The Nation's Housing
New Life for the First-Time Credit?
Will Congress extend the wildly popular $8,000 home-buyer tax credit beyond its Nov. 30 expiration date?
That's a question generating huge pressure on Capitol Hill from would-be buyers who haven't found the right house, realty agents, builders, lenders and squads of lobbyists working on their behalf.
Here's the first hint of an answer: On Sept. 17, the leadership of Congress's primary tax-writing committee introduced a tax credit bill that's likely to zip through the House and quickly move to the Senate. House Ways and Means Committee Chairman Charles B. Rangel (D-N.Y.) sponsored the bipartisan Service Members Homeownership Tax Act (H.R. 3590), which would extend the credit 12 months for thousands of military, Foreign Service and intelligence agency personnel who have been posted abroad in 2009.
Rangel's bill, with 29 co-sponsors, would keep the credit alive through Nov. 30, 2010, for service members who had at least 90 days of overseas duty assignments in 2009 and who otherwise meet the eligibility tests for the credit.
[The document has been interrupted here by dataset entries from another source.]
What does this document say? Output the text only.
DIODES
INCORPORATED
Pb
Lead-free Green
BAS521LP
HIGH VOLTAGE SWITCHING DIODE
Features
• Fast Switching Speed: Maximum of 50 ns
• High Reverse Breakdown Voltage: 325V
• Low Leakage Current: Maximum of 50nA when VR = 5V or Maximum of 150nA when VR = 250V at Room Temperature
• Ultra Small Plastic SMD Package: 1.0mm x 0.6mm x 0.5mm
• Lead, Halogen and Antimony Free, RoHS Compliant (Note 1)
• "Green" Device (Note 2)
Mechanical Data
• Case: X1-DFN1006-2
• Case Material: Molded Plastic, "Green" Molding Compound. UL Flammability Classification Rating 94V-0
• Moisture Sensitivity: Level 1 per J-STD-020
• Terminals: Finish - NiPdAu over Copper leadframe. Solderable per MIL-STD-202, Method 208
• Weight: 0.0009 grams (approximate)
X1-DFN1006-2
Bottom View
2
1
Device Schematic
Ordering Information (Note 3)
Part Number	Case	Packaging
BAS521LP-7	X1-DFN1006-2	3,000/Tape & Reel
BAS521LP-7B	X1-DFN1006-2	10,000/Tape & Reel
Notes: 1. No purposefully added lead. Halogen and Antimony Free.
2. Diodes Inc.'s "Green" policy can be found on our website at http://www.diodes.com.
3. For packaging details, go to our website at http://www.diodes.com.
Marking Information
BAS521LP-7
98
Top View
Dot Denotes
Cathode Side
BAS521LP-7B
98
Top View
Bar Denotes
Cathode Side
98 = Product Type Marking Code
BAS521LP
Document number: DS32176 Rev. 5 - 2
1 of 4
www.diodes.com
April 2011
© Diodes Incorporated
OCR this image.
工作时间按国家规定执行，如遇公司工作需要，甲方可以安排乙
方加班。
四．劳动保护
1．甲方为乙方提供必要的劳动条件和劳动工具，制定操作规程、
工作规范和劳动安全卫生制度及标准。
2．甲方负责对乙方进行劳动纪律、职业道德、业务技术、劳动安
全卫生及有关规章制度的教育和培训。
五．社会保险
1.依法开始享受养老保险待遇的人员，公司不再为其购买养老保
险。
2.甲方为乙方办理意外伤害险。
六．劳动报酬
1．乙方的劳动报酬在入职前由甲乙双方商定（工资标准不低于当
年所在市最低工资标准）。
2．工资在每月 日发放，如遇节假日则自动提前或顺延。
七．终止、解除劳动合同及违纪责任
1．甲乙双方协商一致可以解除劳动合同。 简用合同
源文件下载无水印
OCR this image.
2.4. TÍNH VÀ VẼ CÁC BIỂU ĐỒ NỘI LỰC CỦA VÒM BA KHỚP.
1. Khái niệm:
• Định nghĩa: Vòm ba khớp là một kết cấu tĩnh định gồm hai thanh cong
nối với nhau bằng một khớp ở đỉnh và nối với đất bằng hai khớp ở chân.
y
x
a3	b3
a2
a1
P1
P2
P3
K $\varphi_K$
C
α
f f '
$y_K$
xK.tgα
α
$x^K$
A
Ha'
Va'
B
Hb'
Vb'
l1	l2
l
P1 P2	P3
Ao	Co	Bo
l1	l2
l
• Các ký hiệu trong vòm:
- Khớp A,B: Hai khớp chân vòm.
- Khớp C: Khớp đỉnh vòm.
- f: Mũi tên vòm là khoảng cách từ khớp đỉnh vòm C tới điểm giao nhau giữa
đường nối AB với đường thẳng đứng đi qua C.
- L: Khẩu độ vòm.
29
The bill would also prohibit the Internal Revenue Service from "recapturing" the $8,000 credit when service members are forced to sell or rent out their houses because they are ordered to deploy to a different duty station.
Under the rules of the program, buyers who obtain the credit must use their houses as a principal residence for 36 months or repay the credit to the IRS. As a result of the 36-month rule, many military and diplomatic employees have been hesitant to buy a house and claim the credit, or are worried that their absence from the country could force them to repay the money.
For example, the spouse of a Foreign Service officer posted to the Philippines this summer for a two-year assignment wrote to Rep. Earl Blumenauer (D-Ore.) to alert him to a flaw in the tax-credit program. The Oregon couple bought their first home earlier this year, encouraged by affordable prices and the $8,000 credit. But having now been posted abroad, they cannot claim to occupy the house as their principal residence. Under current rules, they even face recapture of the full credit.
Blumenauer, who is a member of the Ways and Means Committee, said, "It is absurd that thousands of Americans serving our country, away from friends and family, must choose between their service work and homeownership." He wrote corrective legislative language that ultimately was incorporated into Rangel's tax bill.
Though nothing is guaranteed on Capitol Hill, legislation eliminating tax penalties on the military during wartime looks like a good bet for early passage in both houses. Equally significant: It now appears likely that there will be an $8,000 tax credit available a year from now -- at least for some purchasers. That raises the question: Why not leave it in place for all first-time buyers?
There's growing support for that on both sides of the Capitol, but there are also some complicating issues. In the Senate, the most outspoken advocate for months has been a Republican, Sen. Johnny Isakson of Georgia, a former real estate broker. He wants not only to extend the credit to Dec. 1, 2010, but to raise the maximum to $15,000, and make it available to all home buyers next year.
But recently, key Senate Democrats produced their own version of an extension, limited to six months, retaining the ceiling at $8,000 and targeting only first-time purchasers. The bill's primary sponsor is Sen. Benjamin Cardin (D-Md.). Democratic co-sponsors include Majority Leader Harry M. Reid of Nevada and Debbie Stabenow of Michigan. Republicans John Ensign of Nevada and Isakson have signed on as well.
In a statement, Cardin raised what may prove to be the crucial issue affecting the scope and duration of any credit extension: cost. "A six-month extension is a fiscally responsible way to provide adequate time to nudge even more prospective homebuyers off the sidelines," he said.
Estimates of the revenue costs of the current credit vary widely, from $3 billion to $8 billion and higher. How do you pay for any extension without worsening the budget deficit? The new Rangel bill includes an answer: You raise taxes somewhere else -- you "pay as you go." The Rangel bill pays for most of the service members' credit extension by increasing IRS penalties on taxpayers who fail to file partnership or "S" corporation returns.
This would raise an estimated $327 million over the next 10 years. Where and how to raise taxes to cover the far larger cost of a six-month or 12-month extension of the current tax credit could prove much more controversial.